ETRE LE «FILS DE SES ŒUVRES» OU L’ «ŒUVRE DE SOI-MÊME» :
L’HISTOIRE D’UN CHANGEMENT D'IDENTITÉ



Tetz Rooke

Département des Langues asiatiques et africaines,
Université d’Uppsala.


« Pour moi, la mort à la tête d'une armée aurait été plus facile que les difficultés éprouvées plus tard dans la vie. Car ma vie s'est tellement prolongée que les journées récurrentes m'ont ôté toutes les possibilités de plaisir (…). Mon énergie a subsisté et s'est affaiblie, la joie de vivre est arrivée à sa fin. »

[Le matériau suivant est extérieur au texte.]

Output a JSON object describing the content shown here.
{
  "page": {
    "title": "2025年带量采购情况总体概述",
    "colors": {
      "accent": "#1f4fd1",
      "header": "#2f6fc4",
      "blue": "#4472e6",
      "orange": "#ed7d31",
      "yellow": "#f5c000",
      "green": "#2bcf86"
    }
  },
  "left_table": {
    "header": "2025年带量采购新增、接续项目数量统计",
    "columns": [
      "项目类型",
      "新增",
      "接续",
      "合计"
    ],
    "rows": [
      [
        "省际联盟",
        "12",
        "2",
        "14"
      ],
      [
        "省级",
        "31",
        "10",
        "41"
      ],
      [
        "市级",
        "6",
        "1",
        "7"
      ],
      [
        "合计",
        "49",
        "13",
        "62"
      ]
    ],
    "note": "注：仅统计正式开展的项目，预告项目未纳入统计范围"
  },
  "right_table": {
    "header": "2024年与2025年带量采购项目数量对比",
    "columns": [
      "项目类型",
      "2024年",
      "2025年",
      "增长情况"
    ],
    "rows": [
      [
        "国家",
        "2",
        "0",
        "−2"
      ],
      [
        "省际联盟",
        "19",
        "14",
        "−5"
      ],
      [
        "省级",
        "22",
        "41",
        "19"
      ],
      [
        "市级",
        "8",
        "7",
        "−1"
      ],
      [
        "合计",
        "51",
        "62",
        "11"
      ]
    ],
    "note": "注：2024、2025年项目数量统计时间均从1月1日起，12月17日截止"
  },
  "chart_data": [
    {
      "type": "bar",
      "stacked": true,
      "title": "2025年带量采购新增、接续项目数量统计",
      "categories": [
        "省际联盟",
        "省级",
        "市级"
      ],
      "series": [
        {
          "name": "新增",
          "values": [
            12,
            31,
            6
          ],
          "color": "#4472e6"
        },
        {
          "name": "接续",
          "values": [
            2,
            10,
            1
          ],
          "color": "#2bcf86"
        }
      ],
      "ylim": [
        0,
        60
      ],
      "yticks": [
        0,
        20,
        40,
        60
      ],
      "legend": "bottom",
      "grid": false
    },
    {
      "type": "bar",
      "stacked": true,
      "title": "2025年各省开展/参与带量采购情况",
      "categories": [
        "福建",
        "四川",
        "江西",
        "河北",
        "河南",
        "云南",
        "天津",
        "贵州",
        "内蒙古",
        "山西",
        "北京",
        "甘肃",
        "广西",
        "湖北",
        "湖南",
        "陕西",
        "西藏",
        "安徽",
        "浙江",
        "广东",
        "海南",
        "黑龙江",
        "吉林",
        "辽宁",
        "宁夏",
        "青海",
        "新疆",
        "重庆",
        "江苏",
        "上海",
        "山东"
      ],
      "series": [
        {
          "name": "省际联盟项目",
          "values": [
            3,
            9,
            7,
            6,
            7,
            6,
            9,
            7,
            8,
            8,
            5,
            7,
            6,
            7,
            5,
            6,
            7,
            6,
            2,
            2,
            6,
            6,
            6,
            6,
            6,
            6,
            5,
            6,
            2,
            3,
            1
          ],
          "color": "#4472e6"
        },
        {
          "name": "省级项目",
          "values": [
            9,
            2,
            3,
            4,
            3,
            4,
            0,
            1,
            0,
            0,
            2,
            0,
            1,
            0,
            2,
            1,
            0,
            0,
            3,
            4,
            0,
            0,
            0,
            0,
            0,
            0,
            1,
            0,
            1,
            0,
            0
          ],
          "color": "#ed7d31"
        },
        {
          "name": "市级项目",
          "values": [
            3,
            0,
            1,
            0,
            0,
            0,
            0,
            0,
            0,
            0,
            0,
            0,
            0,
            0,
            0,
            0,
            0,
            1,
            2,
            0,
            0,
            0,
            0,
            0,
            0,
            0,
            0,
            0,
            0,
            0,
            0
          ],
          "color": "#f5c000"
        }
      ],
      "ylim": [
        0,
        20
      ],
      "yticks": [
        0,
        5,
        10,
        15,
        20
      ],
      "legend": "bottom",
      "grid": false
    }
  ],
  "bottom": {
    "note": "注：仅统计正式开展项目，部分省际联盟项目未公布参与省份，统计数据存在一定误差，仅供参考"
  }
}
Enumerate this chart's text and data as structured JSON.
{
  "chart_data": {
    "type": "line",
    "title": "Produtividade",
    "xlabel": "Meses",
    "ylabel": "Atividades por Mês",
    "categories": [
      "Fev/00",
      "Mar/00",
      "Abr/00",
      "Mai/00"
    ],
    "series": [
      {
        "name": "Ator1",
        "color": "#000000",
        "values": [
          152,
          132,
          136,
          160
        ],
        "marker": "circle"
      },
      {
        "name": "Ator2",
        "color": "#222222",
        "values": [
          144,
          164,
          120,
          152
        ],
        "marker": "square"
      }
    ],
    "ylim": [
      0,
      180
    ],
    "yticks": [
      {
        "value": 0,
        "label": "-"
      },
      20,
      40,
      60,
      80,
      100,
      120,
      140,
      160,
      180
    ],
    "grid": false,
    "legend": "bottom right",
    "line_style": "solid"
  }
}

C'est ainsi que se plaignait de la vieillesse le prince syrien du XIIe siècle, Usama ibn Munqidh, dans le célèbre récit qu’il fit de sa vie. Malgré tous les périls auxquels il s'était exposé, de la chasse au lion à la guerre contre les Croisés, il avait atteint l'âge incroyable de quatre-vingt-dix ans. A coup sûr, pareil miracle méritait d’être raconté pour la leçon qui pouvait en être tirée : puisque la durée de la vie est déterminée à l’avance, pourquoi avoir peur des dangers ?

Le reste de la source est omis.